Not even the first daughter, growing through her awkward years, was off-limits for the insatiable news cycle. As Clinton recently told Variety, "Sometimes I really wanted to fade into the background because I didn't want as many people looking at me, or as many bright lights glaring at me."

"She understood, and I think she was very graceful in her role, even as a teenager growing up," says Stephanie Streett, executive director of the Clinton Foundation who also served in the Clinton White House. "She understood the scrutiny that came along with it. But she still had some tough experiences with late night comedy shows making fun of her.

"I think she's been a real champion, especially for the social media space, that it's hands-off on the children of presidents, whether it was Baron Trump or whether it was the Obama girls. They should be able to have as normal a life as possible."

As unique as her situation was then, Clinton says many of today's kids reside in the same cross hairs as she did, famous or not, due to the pervasiveness of social media.

"In some ways, young people today have an experience more akin to my childhood 30-plus years ago than I could have ever imagined when I was a child," she says. "Preteens and teenagers overwhelmingly have mobile devices and overwhelmingly are on multiple social networks with not only their friends, but friends of their friends and the friends of the friends of their friends. I think young people today are growing up in the public eye in a way most young people didn't 30 years ago, although I did.

"While there was evidently a public dimension to my life, I always did have wonderful friendships at school, at ballet, through soccer, through church that always very much felt more like me than the public perception of my family. Kids today are growing up in the public eye in a way that wasn't true a generation ago. I think about how I navigated that for my mental health and well-being, and anything that worked for me that I can try to help other kids or parents learn from I deeply am committed to doing."

LIVING HISTORY

The Clintons' status afforded Chelsea extraordinary opportunities, starting with education. She attended the exclusive Sidwell Friends School in Washington, Stanford University in California and earned graduate degrees from New York's Columbia University and Oxford University in England.

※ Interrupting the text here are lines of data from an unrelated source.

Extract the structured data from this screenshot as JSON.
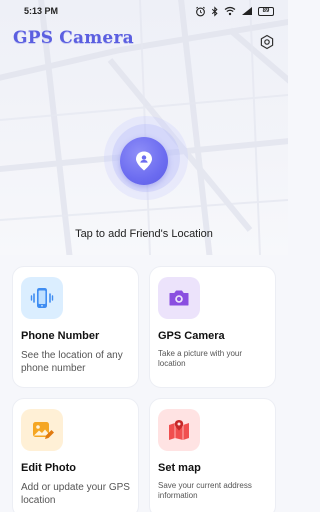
{
  "status_bar": {
    "time": "5:13 PM",
    "battery": "89"
  },
  "header": {
    "title": "GPS Camera"
  },
  "hero": {
    "hint": "Tap to add Friend's Location"
  },
  "cards": [
    {
      "title": "Phone Number",
      "desc": "See the location of any phone number",
      "icon": "phone-vibrate-icon",
      "color": "#dbeeff"
    },
    {
      "title": "GPS Camera",
      "desc": "Take a picture with your location",
      "icon": "camera-icon",
      "color": "#ece3fb"
    },
    {
      "title": "Edit Photo",
      "desc": "Add or update your GPS location",
      "icon": "edit-photo-icon",
      "color": "#fff0d6"
    },
    {
      "title": "Set map",
      "desc": "Save your current address information",
      "icon": "map-pin-icon",
      "color": "#ffe3e3"
    }
  ],
  "colors": {
    "accent": "#5b5fe0",
    "locate": "#6c6cf0"
  }
}
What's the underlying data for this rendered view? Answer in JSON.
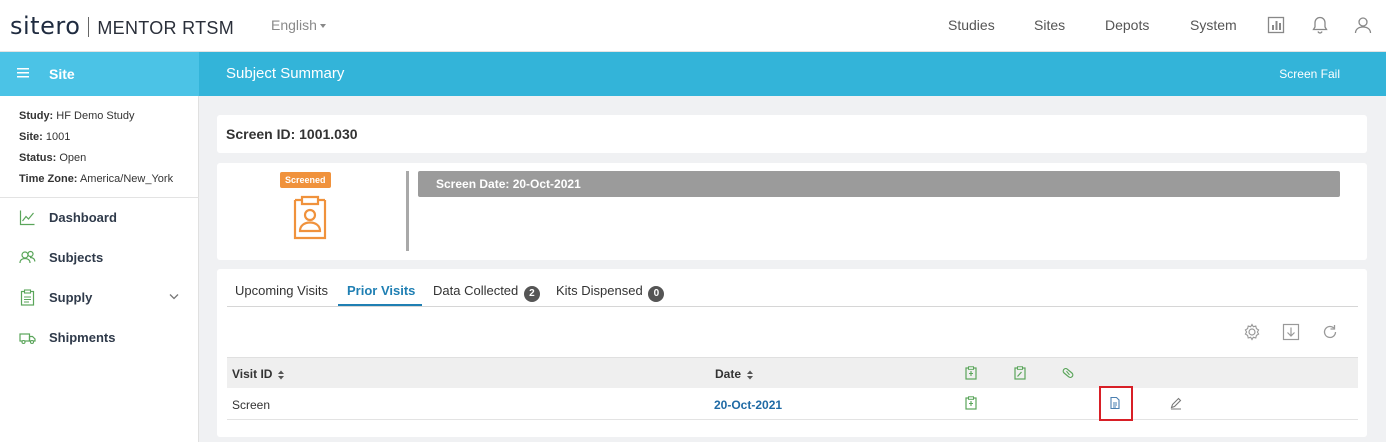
{
  "brand": {
    "logo_text": "sitero",
    "product": "MENTOR RTSM"
  },
  "language": {
    "selected": "English"
  },
  "topnav": {
    "studies": "Studies",
    "sites": "Sites",
    "depots": "Depots",
    "system": "System"
  },
  "sidebar": {
    "header": "Site",
    "info": {
      "study_label": "Study:",
      "study_value": "HF Demo Study",
      "site_label": "Site:",
      "site_value": "1001",
      "status_label": "Status:",
      "status_value": "Open",
      "tz_label": "Time Zone:",
      "tz_value": "America/New_York"
    },
    "items": [
      {
        "label": "Dashboard",
        "icon": "chart-line-icon"
      },
      {
        "label": "Subjects",
        "icon": "users-icon"
      },
      {
        "label": "Supply",
        "icon": "clipboard-icon"
      },
      {
        "label": "Shipments",
        "icon": "truck-icon"
      }
    ]
  },
  "header": {
    "title": "Subject Summary",
    "status": "Screen Fail"
  },
  "subject": {
    "screen_id_label": "Screen ID: 1001.030",
    "badge": "Screened",
    "screen_date": "Screen Date: 20-Oct-2021"
  },
  "tabs": [
    {
      "label": "Upcoming Visits"
    },
    {
      "label": "Prior Visits",
      "active": true
    },
    {
      "label": "Data Collected",
      "count": "2"
    },
    {
      "label": "Kits Dispensed",
      "count": "0"
    }
  ],
  "table": {
    "columns": [
      "Visit ID",
      "Date"
    ],
    "rows": [
      {
        "visit_id": "Screen",
        "date": "20-Oct-2021"
      }
    ]
  },
  "colors": {
    "primary": "#33b4d9",
    "sidebar_head": "#4bc3e6",
    "accent_orange": "#f0923c",
    "link": "#1f6aa5",
    "highlight": "#d81f26",
    "icon_green": "#5aa55a"
  }
}
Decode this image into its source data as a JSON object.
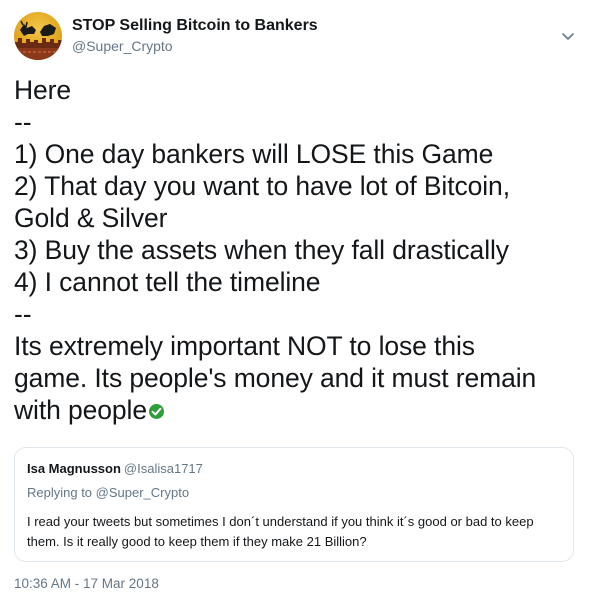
{
  "author": {
    "display_name": "STOP Selling Bitcoin to Bankers",
    "handle": "@Super_Crypto"
  },
  "tweet": {
    "lines": [
      "Here",
      "--",
      "1) One day bankers will LOSE this Game",
      "2) That day you want to have lot of Bitcoin,",
      "Gold & Silver",
      "3) Buy the assets when they fall drastically",
      "4) I cannot tell the timeline",
      "--",
      "Its extremely important NOT to lose this",
      "game. Its people's money and it must remain",
      "with people"
    ],
    "emoji_icon": "white-heavy-check-mark-icon",
    "timestamp": "10:36 AM - 17 Mar 2018"
  },
  "quoted_tweet": {
    "display_name": "Isa Magnusson",
    "handle": "@Isalisa1717",
    "replying_prefix": "Replying to",
    "replying_to": "@Super_Crypto",
    "text": "I read your tweets but sometimes I don´t understand if you think it´s good or bad to keep them. Is it really good to keep them if they make 21 Billion?"
  },
  "colors": {
    "text": "#14171a",
    "secondary": "#657786",
    "border": "#e1e8ed",
    "check_green": "#2e9e3a"
  }
}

Even within these elite halls she stood out, both for her academic achievement and for the family business, which more than once made it into classroom discussions.

"In eighth grade studying current events when my father was running for president, we talked about the election, and later in eighth grade, we talked about the then-new cabinet," she says. "In graduate school when I did my master's in international relations as the predicate to ultimately getting my doctorate, I remember talking about what had happened with the United Nations with various parts of different multi-lateral organizations.

"I remember feeling like, 'I didn't know that happened during my dad's administration,' or, 'Oh, I agree with that,' or 'Oh, that's probably not the choice I would have made.'"

Clinton's professional career began in the financial world with McKinsey & Company of New York and Avenue Capital Group. In 2011, she joined NBC as a special correspondent, leaving in 2014 to focus on the Clinton Foundation, of which she is now vice chairperson. Among her proudest accomplishments there is Too Small to Fail, an effort to increase early childhood development by putting books and other resources within easier reach of all families.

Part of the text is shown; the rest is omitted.